Sempre me pega de surpresa atitudes intempestivas, explosões de raiva ou ações vingativas. Quando sou atingida por uma situação dessas, me sinto igualada aos animais irracionais, que não podem entender a complexidade do cérebro humano (ou, como queiram os mais românticos, a complexidade das emoções, do “coração”).
Sinto-me um perfeito cachorrinho assustado, com o rabo entre as pernas e fazendo xixi de tanto medo... Não adianta, não consigo me habituar aos destemperos, às manifestações extremadas de ódio.
Ao sentir pena de um cão sarnento abandonado (mas não precisa ser sarnento não, às vezes é até muito bem tratado, mas absolutamente solitário, privado de matilha original e da “matilha humana”), sinto, na verdade, pena de mim mesma, privada do amor-primeiro, fiel, incondicional e perene. Estarei com nostalgia do Paraíso?
O cachorro que abana o rabo à chegada do seu dono e recebe um pontapé como resposta é igual a mim quando, no encontro amigo, sinto e pressinto hostilidade.
Não estou querendo entender ou julgar os outros, mas a mim mesma. E a pergunta que não quer calar é: onde, em mim, cala fundo o abandono de animais? Por que não reajo, não vocifero e não dou o troco? Ou, como um cão raivoso, ataco, mordo e dilacero até que a carne se torne viva e sangrenta?

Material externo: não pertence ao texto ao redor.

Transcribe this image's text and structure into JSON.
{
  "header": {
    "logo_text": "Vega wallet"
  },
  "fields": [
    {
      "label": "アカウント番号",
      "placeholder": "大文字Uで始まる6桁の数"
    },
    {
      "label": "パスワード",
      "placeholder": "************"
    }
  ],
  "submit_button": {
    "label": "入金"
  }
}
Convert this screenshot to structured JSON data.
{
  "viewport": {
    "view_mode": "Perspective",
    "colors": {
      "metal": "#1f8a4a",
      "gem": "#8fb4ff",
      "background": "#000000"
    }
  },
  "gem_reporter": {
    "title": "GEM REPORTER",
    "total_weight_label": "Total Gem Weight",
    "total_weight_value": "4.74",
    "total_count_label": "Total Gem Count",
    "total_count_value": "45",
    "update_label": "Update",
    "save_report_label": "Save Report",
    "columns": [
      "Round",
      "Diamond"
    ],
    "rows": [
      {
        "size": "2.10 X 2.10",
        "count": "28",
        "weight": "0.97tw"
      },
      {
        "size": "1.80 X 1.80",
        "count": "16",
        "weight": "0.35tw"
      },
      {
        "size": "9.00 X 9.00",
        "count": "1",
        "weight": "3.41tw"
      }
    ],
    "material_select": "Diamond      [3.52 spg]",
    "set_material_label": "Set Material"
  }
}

Acho que é porque eu e o cão sarnento somos feitos de outra espécie. Abnegados? Acho que não. Pura bondade? Também não, pois cometo minhas maldedezinhas de vez em quando. Continuarei buscando a resposta. Enquanto isso, me irmano aos animais e continuo a perguntar: quanto de animal há em minha alma?
Descrição da foto
No plano de fundo (atrás) está destroços de uma casa. À frante, se vê uma criança bem pequena (3 ou 4 anos), um cachorrinho ainda filhote e um velho sentado em uma cadeira. A criança corre atrás do cachorrinho e o velho os observa. A criança e o velho têm traços asiáticos.